Checking the generated assembly for recent versions of gcc and clang, however, we see an extra complication. Taking the gcc version first:
inc(int&):
  mov eax, OFFSET FLAT:__gthrw___pthread_key_create(unsigned int*, void (*)(void*))
  test rax, rax
  je .L2
  push rbx
  mov rbx, rdi
  mov edi, OFFSET FLAT:m
  call __gthrw_pthread_mutex_lock(pthread_mutex_t*)
  test eax, eax
  jne .L10
  add DWORD PTR [rbx], 1
  mov edi, OFFSET FLAT:m
  pop rbx
  jmp __gthrw_pthread_mutex_unlock(pthread_mutex_t*)
.L2:
  add DWORD PTR [rdi], 1
  ret
.L10:
  mov edi, eax
  call std::__throw_system_error(int)
It's the first couple of lines that are interesting. The assembled code examines the address of __gthrw___pthread_key_create (which is the implementation for pthread_key_create - a function to create a thread-local storage key), and if it is zero, it branches to .L2 which implements the increment in a single instruction without any locking at all.
If it is non-zero it proceeds as expected: locking the mutex, doing the increment, and unlocking.

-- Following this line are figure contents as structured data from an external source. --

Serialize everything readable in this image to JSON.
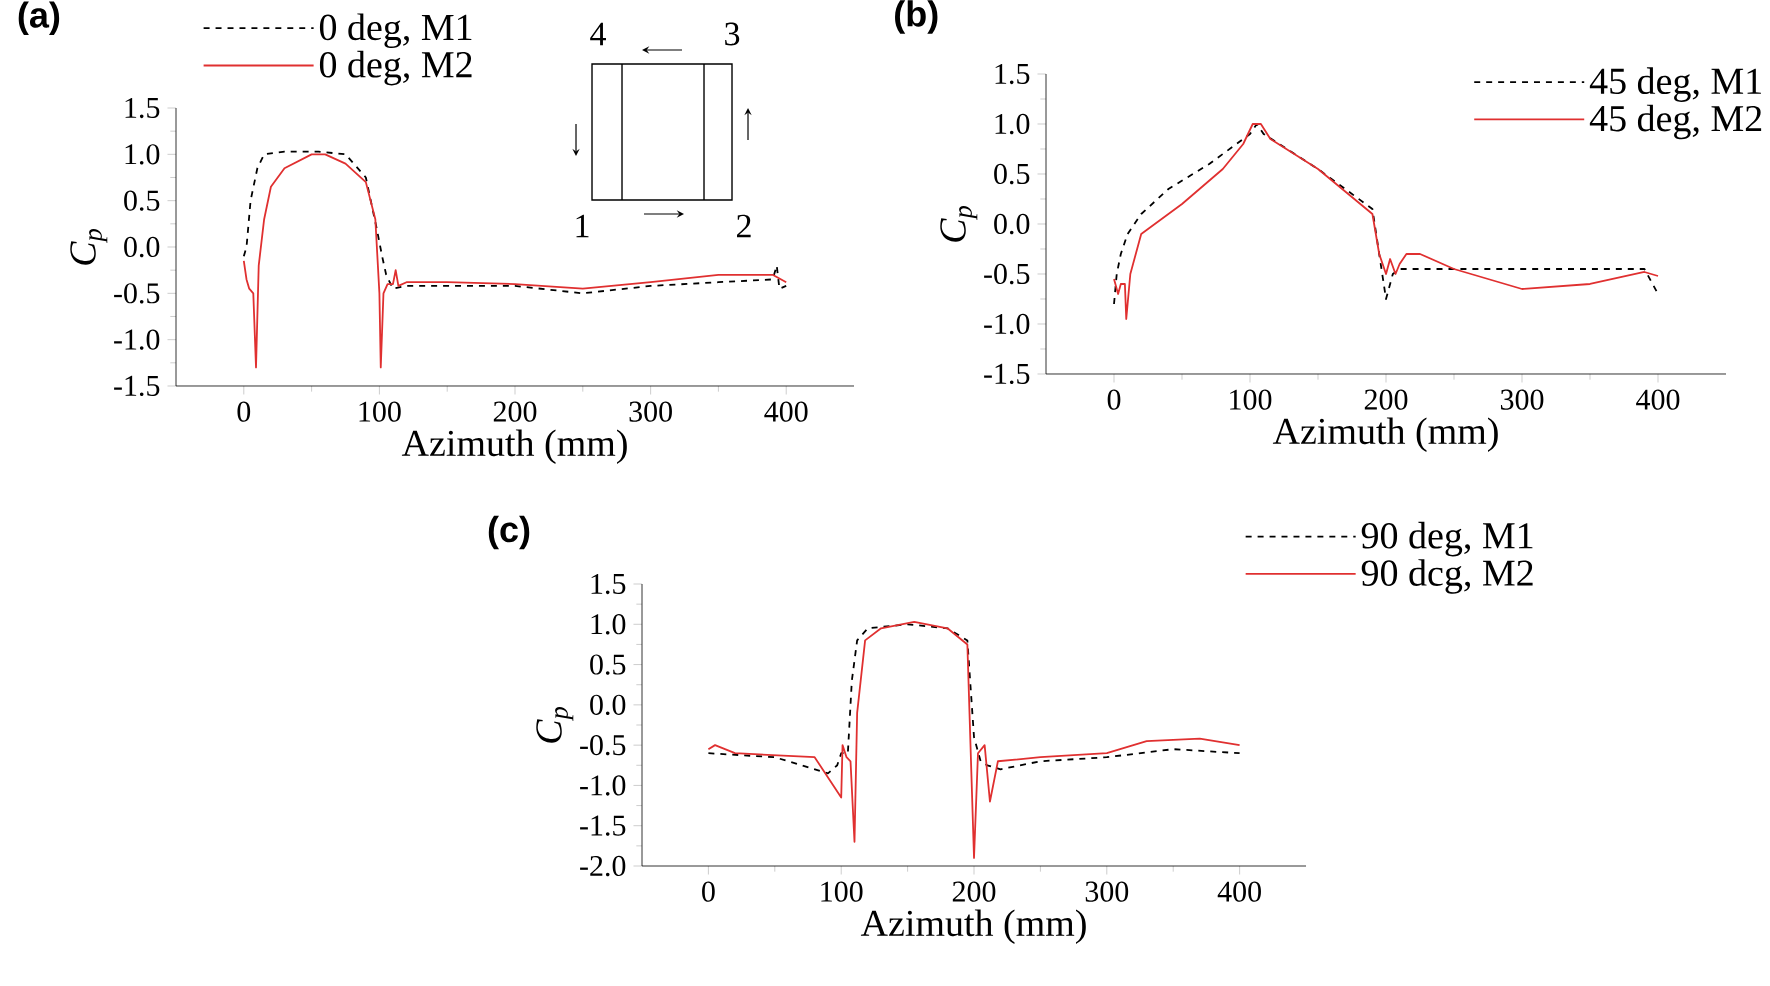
{
  "chart_data": [
    {
      "type": "line",
      "title": "(a)",
      "xlabel": "Azimuth (mm)",
      "ylabel": "C$_{p}$",
      "xlim": [
        -50,
        450
      ],
      "ylim": [
        -1.5,
        1.5
      ],
      "xticks": [
        0,
        100,
        200,
        300,
        400
      ],
      "yticks": [
        {
          "value": -1.5,
          "label": "-1.5"
        },
        {
          "value": -1,
          "label": "-1.0"
        },
        {
          "value": -0.5,
          "label": "-0.5"
        },
        {
          "value": 0,
          "label": "0.0"
        },
        {
          "value": 0.5,
          "label": "0.5"
        },
        {
          "value": 1,
          "label": "1.0"
        },
        {
          "value": 1.5,
          "label": "1.5"
        }
      ],
      "legend": "top left",
      "annotations": [
        "1",
        "2",
        "3",
        "4"
      ],
      "series": [
        {
          "name": "0 deg, M1",
          "color": "#000000",
          "line_style": "dashed",
          "x": [
            0,
            2,
            5,
            10,
            15,
            30,
            55,
            75,
            90,
            98,
            102,
            105,
            110,
            120,
            150,
            200,
            250,
            300,
            350,
            390,
            393,
            395,
            400
          ],
          "values": [
            -0.1,
            0.0,
            0.5,
            0.85,
            1.0,
            1.03,
            1.03,
            1.0,
            0.75,
            0.2,
            -0.1,
            -0.3,
            -0.45,
            -0.42,
            -0.42,
            -0.42,
            -0.5,
            -0.42,
            -0.38,
            -0.35,
            -0.2,
            -0.45,
            -0.42
          ]
        },
        {
          "name": "0 deg, M2",
          "color": "#e03030",
          "line_style": "solid",
          "x": [
            0,
            2,
            4,
            7,
            9,
            11,
            15,
            20,
            30,
            50,
            60,
            75,
            90,
            97,
            100,
            101,
            103,
            106,
            110,
            112,
            114,
            120,
            150,
            200,
            250,
            300,
            350,
            390,
            400
          ],
          "values": [
            -0.15,
            -0.35,
            -0.45,
            -0.5,
            -1.3,
            -0.2,
            0.3,
            0.65,
            0.85,
            1.0,
            1.0,
            0.9,
            0.7,
            0.3,
            -0.5,
            -1.3,
            -0.5,
            -0.4,
            -0.4,
            -0.25,
            -0.42,
            -0.38,
            -0.38,
            -0.4,
            -0.45,
            -0.38,
            -0.3,
            -0.3,
            -0.38
          ]
        }
      ]
    },
    {
      "type": "line",
      "title": "(b)",
      "xlabel": "Azimuth (mm)",
      "ylabel": "C$_{p}$",
      "xlim": [
        -50,
        450
      ],
      "ylim": [
        -1.5,
        1.5
      ],
      "xticks": [
        0,
        100,
        200,
        300,
        400
      ],
      "yticks": [
        {
          "value": -1.5,
          "label": "-1.5"
        },
        {
          "value": -1,
          "label": "-1.0"
        },
        {
          "value": -0.5,
          "label": "-0.5"
        },
        {
          "value": 0,
          "label": "0.0"
        },
        {
          "value": 0.5,
          "label": "0.5"
        },
        {
          "value": 1,
          "label": "1.0"
        },
        {
          "value": 1.5,
          "label": "1.5"
        }
      ],
      "legend": "top right",
      "series": [
        {
          "name": "45 deg, M1",
          "color": "#000000",
          "line_style": "dashed",
          "x": [
            0,
            2,
            5,
            10,
            20,
            40,
            70,
            100,
            105,
            110,
            150,
            190,
            195,
            200,
            205,
            210,
            250,
            300,
            350,
            390,
            400
          ],
          "values": [
            -0.8,
            -0.5,
            -0.3,
            -0.1,
            0.1,
            0.35,
            0.6,
            0.9,
            1.0,
            0.9,
            0.55,
            0.15,
            -0.3,
            -0.75,
            -0.5,
            -0.45,
            -0.45,
            -0.45,
            -0.45,
            -0.45,
            -0.7
          ]
        },
        {
          "name": "45 deg, M2",
          "color": "#e03030",
          "line_style": "solid",
          "x": [
            0,
            3,
            5,
            8,
            9,
            12,
            20,
            50,
            80,
            95,
            102,
            108,
            115,
            150,
            190,
            195,
            200,
            203,
            207,
            210,
            215,
            225,
            250,
            300,
            350,
            390,
            400
          ],
          "values": [
            -0.55,
            -0.7,
            -0.6,
            -0.6,
            -0.95,
            -0.5,
            -0.1,
            0.2,
            0.55,
            0.8,
            1.0,
            1.0,
            0.85,
            0.55,
            0.1,
            -0.3,
            -0.5,
            -0.35,
            -0.5,
            -0.4,
            -0.3,
            -0.3,
            -0.45,
            -0.65,
            -0.6,
            -0.48,
            -0.52
          ]
        }
      ]
    },
    {
      "type": "line",
      "title": "(c)",
      "xlabel": "Azimuth (mm)",
      "ylabel": "C$_{p}$",
      "xlim": [
        -50,
        450
      ],
      "ylim": [
        -2,
        1.5
      ],
      "xticks": [
        0,
        100,
        200,
        300,
        400
      ],
      "yticks": [
        {
          "value": -2,
          "label": "-2.0"
        },
        {
          "value": -1.5,
          "label": "-1.5"
        },
        {
          "value": -1,
          "label": "-1.0"
        },
        {
          "value": -0.5,
          "label": "-0.5"
        },
        {
          "value": 0,
          "label": "0.0"
        },
        {
          "value": 0.5,
          "label": "0.5"
        },
        {
          "value": 1,
          "label": "1.0"
        },
        {
          "value": 1.5,
          "label": "1.5"
        }
      ],
      "legend": "top right",
      "series": [
        {
          "name": "90 deg, M1",
          "color": "#000000",
          "line_style": "dashed",
          "x": [
            0,
            50,
            90,
            97,
            100,
            105,
            108,
            112,
            120,
            150,
            180,
            195,
            200,
            205,
            210,
            220,
            250,
            300,
            350,
            400
          ],
          "values": [
            -0.6,
            -0.65,
            -0.85,
            -0.75,
            -0.6,
            -0.6,
            0.3,
            0.8,
            0.95,
            1.0,
            0.95,
            0.8,
            -0.4,
            -0.7,
            -0.75,
            -0.8,
            -0.7,
            -0.65,
            -0.55,
            -0.6
          ]
        },
        {
          "name": "90 dcg, M2",
          "color": "#e03030",
          "line_style": "solid",
          "x": [
            0,
            5,
            20,
            80,
            100,
            101,
            104,
            107,
            110,
            112,
            118,
            130,
            155,
            180,
            195,
            200,
            203,
            208,
            212,
            218,
            250,
            300,
            310,
            330,
            370,
            400
          ],
          "values": [
            -0.55,
            -0.5,
            -0.6,
            -0.65,
            -1.15,
            -0.5,
            -0.65,
            -0.7,
            -1.7,
            -0.1,
            0.8,
            0.95,
            1.03,
            0.95,
            0.75,
            -1.9,
            -0.6,
            -0.5,
            -1.2,
            -0.7,
            -0.65,
            -0.6,
            -0.55,
            -0.45,
            -0.42,
            -0.5
          ]
        }
      ]
    }
  ]
}
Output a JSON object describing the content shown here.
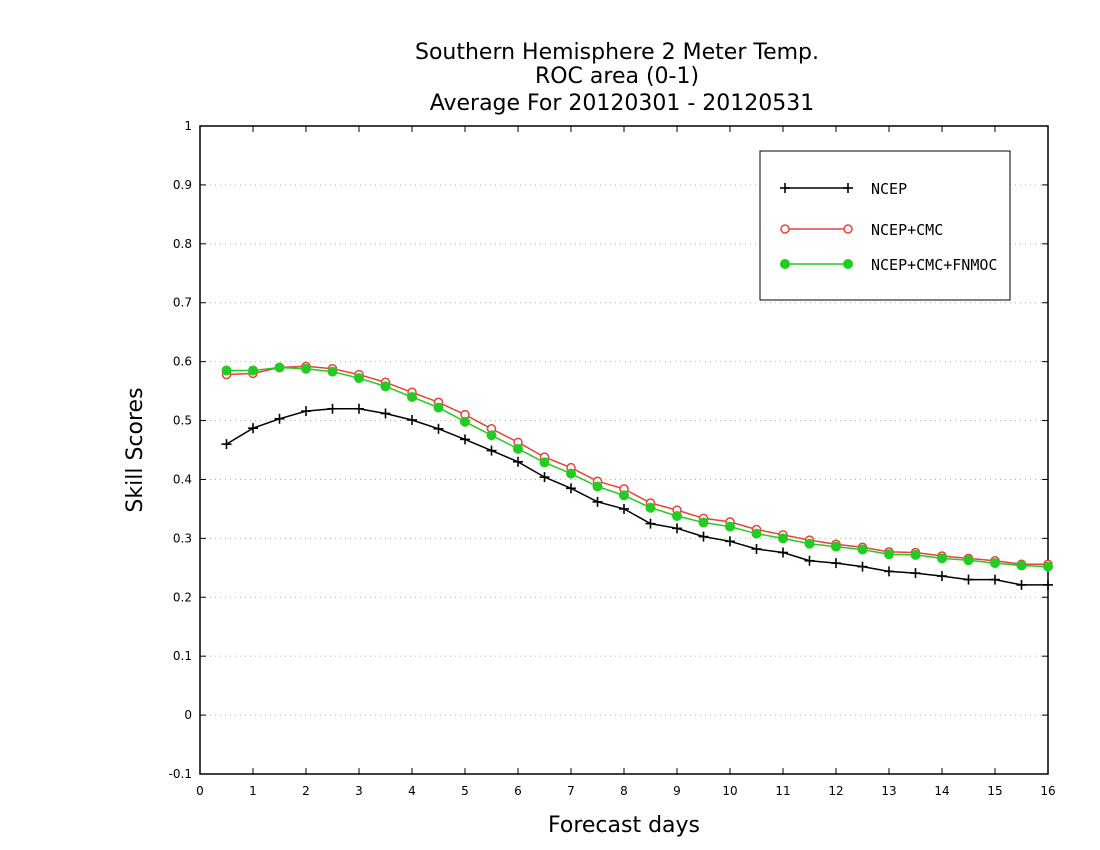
{
  "chart_data": {
    "type": "line",
    "title": [
      "Southern Hemisphere 2 Meter Temp.",
      "ROC area (0-1)",
      "Average For 20120301 - 20120531"
    ],
    "xlabel": "Forecast days",
    "ylabel": "Skill Scores",
    "xlim": [
      0,
      16
    ],
    "ylim": [
      -0.1,
      1
    ],
    "xticks": [
      0,
      1,
      2,
      3,
      4,
      5,
      6,
      7,
      8,
      9,
      10,
      11,
      12,
      13,
      14,
      15,
      16
    ],
    "xtick_labels": [
      "0",
      "1",
      "2",
      "3",
      "4",
      "5",
      "6",
      "7",
      "8",
      "9",
      "10",
      "11",
      "12",
      "13",
      "14",
      "15",
      "16"
    ],
    "yticks": [
      -0.1,
      0,
      0.1,
      0.2,
      0.3,
      0.4,
      0.5,
      0.6,
      0.7,
      0.8,
      0.9,
      1
    ],
    "ytick_labels": [
      "-0.1",
      "0",
      "0.1",
      "0.2",
      "0.3",
      "0.4",
      "0.5",
      "0.6",
      "0.7",
      "0.8",
      "0.9",
      "1"
    ],
    "grid": true,
    "legend_position": "top-right",
    "x": [
      0.5,
      1,
      1.5,
      2,
      2.5,
      3,
      3.5,
      4,
      4.5,
      5,
      5.5,
      6,
      6.5,
      7,
      7.5,
      8,
      8.5,
      9,
      9.5,
      10,
      10.5,
      11,
      11.5,
      12,
      12.5,
      13,
      13.5,
      14,
      14.5,
      15,
      15.5,
      16
    ],
    "series": [
      {
        "name": "NCEP",
        "color": "#000000",
        "marker": "plus",
        "values": [
          0.46,
          0.487,
          0.503,
          0.516,
          0.52,
          0.52,
          0.512,
          0.501,
          0.486,
          0.468,
          0.449,
          0.43,
          0.404,
          0.385,
          0.362,
          0.35,
          0.325,
          0.317,
          0.303,
          0.295,
          0.282,
          0.276,
          0.262,
          0.258,
          0.252,
          0.244,
          0.241,
          0.236,
          0.23,
          0.23,
          0.221,
          0.221
        ]
      },
      {
        "name": "NCEP+CMC",
        "color": "#e8413c",
        "marker": "open-circle",
        "values": [
          0.578,
          0.58,
          0.59,
          0.592,
          0.588,
          0.578,
          0.565,
          0.548,
          0.531,
          0.51,
          0.486,
          0.463,
          0.438,
          0.42,
          0.397,
          0.384,
          0.36,
          0.348,
          0.334,
          0.328,
          0.315,
          0.306,
          0.297,
          0.29,
          0.285,
          0.277,
          0.276,
          0.27,
          0.266,
          0.262,
          0.256,
          0.256
        ]
      },
      {
        "name": "NCEP+CMC+FNMOC",
        "color": "#22cc22",
        "marker": "filled-circle",
        "values": [
          0.585,
          0.585,
          0.59,
          0.588,
          0.583,
          0.572,
          0.558,
          0.54,
          0.522,
          0.498,
          0.475,
          0.452,
          0.429,
          0.41,
          0.388,
          0.373,
          0.352,
          0.338,
          0.327,
          0.32,
          0.308,
          0.3,
          0.291,
          0.286,
          0.281,
          0.273,
          0.272,
          0.266,
          0.263,
          0.258,
          0.254,
          0.252
        ]
      }
    ]
  }
}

clang does even more: it checks the address of the function twice, once before the lock and once before the unlock:
inc(int&): # @inc(int&)
  push rbx
  mov rbx, rdi
  mov eax, __pthread_key_create
  test rax, rax
  je .LBB0_4
  mov edi, m
  call pthread_mutex_lock
  test eax, eax
  jne .LBB0_6
  inc dword ptr [rbx]
  mov eax, __pthread_key_create
  test rax, rax
  je .LBB0_5
  mov edi, m
  pop rbx
  jmp pthread_mutex_unlock # TAILCALL
.LBB0_4:
  inc dword ptr [rbx]
.LBB0_5:
  pop rbx
  ret
.LBB0_6:
  mov edi, eax
  call std::__throw_system_error(int)
What's the purpose of this check?
Perhaps it is to support the case where the object file is ultimately complied into a binary without pthreads support and then to fall back to a version without locking in that case? I couldn't find any documentation on this behavior.